Ant Colony Optimization for Automatic Design of Strategies in an Adversarial Model
Adversarial decision making is aimed at determining optimal strategies against an adversarial enemy who observes our actions and learns from them. The field is also known as decision making in the presence of adversaries. Given two agents or entities S and T (the adversary), both engage in a repeated conflicting situation in which agent T tries to learn how to predict the behaviour of S. One defense for S is to make decisions that are intended to confuse T, although this will affect the ability of getting a higher reward.

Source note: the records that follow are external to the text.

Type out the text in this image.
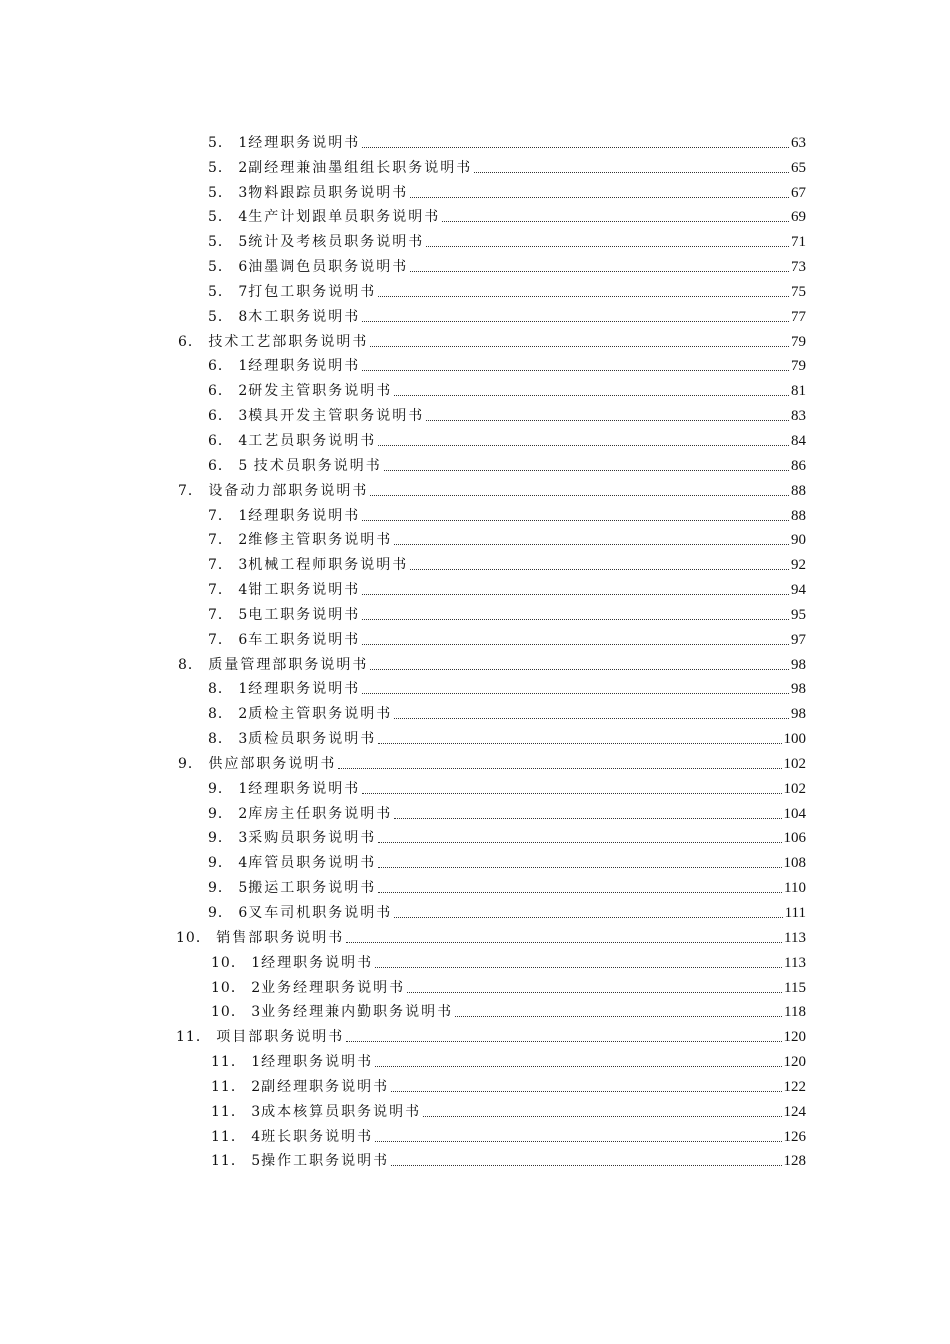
5． 1 经理职务说明书	63
5． 2 副经理兼油墨组组长职务说明书	65
5． 3 物料跟踪员职务说明书	67
5． 4 生产计划跟单员职务说明书	69
5． 5 统计及考核员职务说明书	71
5． 6 油墨调色员职务说明书	73
5． 7 打包工职务说明书	75
5． 8 木工职务说明书	77
6． 技术工艺部职务说明书	79
6． 1 经理职务说明书	79
6． 2 研发主管职务说明书	81
6． 3 模具开发主管职务说明书	83
6． 4 工艺员职务说明书	84
6． 5 技术员职务说明书	86
7． 设备动力部职务说明书	88
7． 1 经理职务说明书	88
7． 2 维修主管职务说明书	90
7． 3 机械工程师职务说明书	92
7． 4 钳工职务说明书	94
7． 5 电工职务说明书	95
7． 6 车工职务说明书	97
8． 质量管理部职务说明书	98
8． 1 经理职务说明书	98
8． 2 质检主管职务说明书	98
8． 3 质检员职务说明书	100
9． 供应部职务说明书	102
9． 1 经理职务说明书	102
9． 2 库房主任职务说明书	104
9． 3 采购员职务说明书	106
9． 4 库管员职务说明书	108
9． 5 搬运工职务说明书	110
9． 6 叉车司机职务说明书	111
10． 销售部职务说明书	113
10． 1 经理职务说明书	113
10． 2 业务经理职务说明书	115
10． 3 业务经理兼内勤职务说明书	118
11． 项目部职务说明书	120
11． 1 经理职务说明书	120
11． 2 副经理职务说明书	122
11． 3 成本核算员职务说明书	124
11． 4 班长职务说明书	126
11． 5 操作工职务说明书	128
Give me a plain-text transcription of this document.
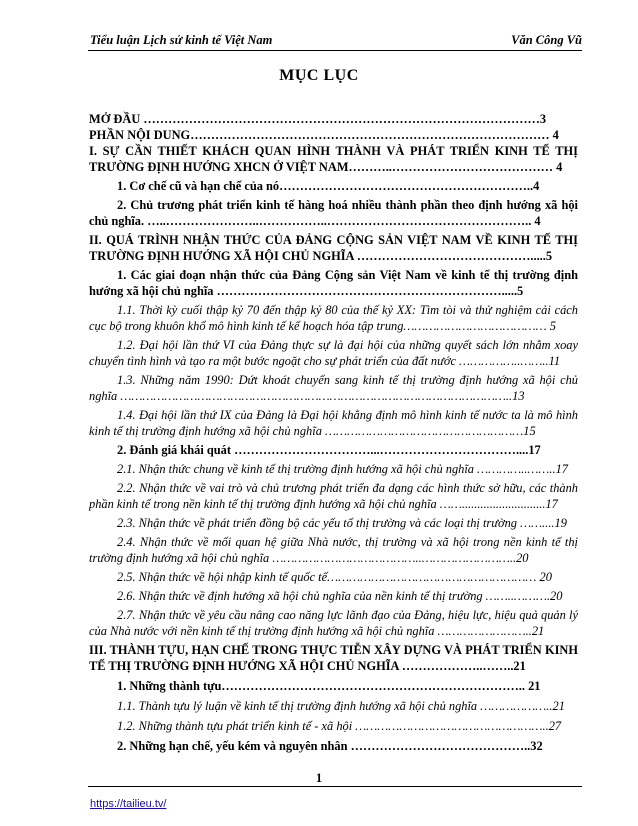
Tiểu luận Lịch sử kinh tế Việt Nam	Văn Công Vũ
MỤC LỤC

MỞ ĐẦU ……………………………………………………………………………………3

PHẦN NỘI DUNG…………………………………………………………………………… 4

I. SỰ CẦN THIẾT KHÁCH QUAN HÌNH THÀNH VÀ PHÁT TRIỂN KINH TẾ THỊ TRƯỜNG ĐỊNH HƯỚNG XHCN Ở VIỆT NAM………..………………………………… 4

1. Cơ chế cũ và hạn chế của nó……………………………………………………..4

2. Chủ trương phát triển kinh tế hàng hoá nhiều thành phần theo định hướng xã hội chủ nghĩa. …..…………………..……………..………………………………………….. 4

II. QUÁ TRÌNH NHẬN THỨC CỦA ĐẢNG CỘNG SẢN VIỆT NAM VỀ KINH TẾ THỊ TRƯỜNG ĐỊNH HƯỚNG XÃ HỘI CHỦ NGHĨA …………………………………….....5

1. Các giai đoạn nhận thức của Đảng Cộng sản Việt Nam về kinh tế thị trường định hướng xã hội chủ nghĩa …………………………………………………………….....5

1.1. Thời kỳ cuối thập kỷ 70 đến thập kỷ 80 của thế kỷ XX: Tìm tòi và thử nghiệm cải cách cục bộ trong khuôn khổ mô hình kinh tế kế hoạch hóa tập trung………………………………… 5

1.2. Đại hội lần thứ VI của Đảng thực sự là đại hội của những quyết sách lớn nhằm xoay chuyển tình hình và tạo ra một bước ngoặt cho sự phát triển của đất nước ……………..……..11

1.3. Những năm 1990: Dứt khoát chuyển sang kinh tế thị trường định hướng xã hội chủ nghĩa ……………………………………………………………………………………………..13

1.4. Đại hội lần thứ IX của Đảng là Đại hội khẳng định mô hình kinh tế nước ta là mô hình kinh tế thị trường định hướng xã hội chủ nghĩa ………………………………………………15

2. Đánh giá khái quát ……………………………...……………………………....17

2.1. Nhận thức chung về kinh tế thị trường định hướng xã hội chủ nghĩa …………..……..17

2.2. Nhận thức về vai trò và chủ trương phát triển đa dạng các hình thức sở hữu, các thành phần kinh tế trong nền kinh tế thị trường định hướng xã hội chủ nghĩa ……...........................17

2.3. Nhận thức về phát triển đồng bộ các yếu tố thị trường và các loại thị trường ……....19

2.4. Nhận thức về mối quan hệ giữa Nhà nước, thị trường và xã hội trong nền kinh tế thị trường định hướng xã hội chủ nghĩa …………………………………..……………………..20

2.5. Nhận thức về hội nhập kinh tế quốc tế………………………………………………… 20

2.6. Nhận thức về định hướng xã hội chủ nghĩa của nền kinh tế thị trường ……..……….20

2.7. Nhận thức về yêu cầu nâng cao năng lực lãnh đạo của Đảng, hiệu lực, hiệu quả quản lý của Nhà nước với nền kinh tế thị trường định hướng xã hội chủ nghĩa ……………………..21

III. THÀNH TỰU, HẠN CHẾ TRONG THỰC TIỄN XÂY DỰNG VÀ PHÁT TRIỂN KINH TẾ THỊ TRƯỜNG ĐỊNH HƯỚNG XÃ HỘI CHỦ NGHĨA ………………..……..21

1. Những thành tựu……………………………………………………………….. 21

1.1. Thành tựu lý luận về kinh tế thị trường định hướng xã hội chủ nghĩa ………………..21

1.2. Những thành tựu phát triển kinh tế - xã hội ……………………………………………..27

2. Những hạn chế, yếu kém và nguyên nhân ……………………………………..32

1
https://tailieu.tv/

It is difficult to define good decision strategies for S since they should contain certain amount of randomness. Ant-based techniques can help in this direction because the automatic design of good strategies for our adversarial model can be expressed as a combinatorial optimization problem that is suitable for Ant-based optimizers. We have applied the Ant System (AS) and the Max-Min Ant System (MMAS) algorithms to such problem and we have compared the results with those found by a Generational Genetic Algorithm in a previous work. We have also studied the structure of the solutions found by both search techniques. The results are encouraging because they confirm that our approach is valid and MMAS is a competitive technique for automatic design of strategies.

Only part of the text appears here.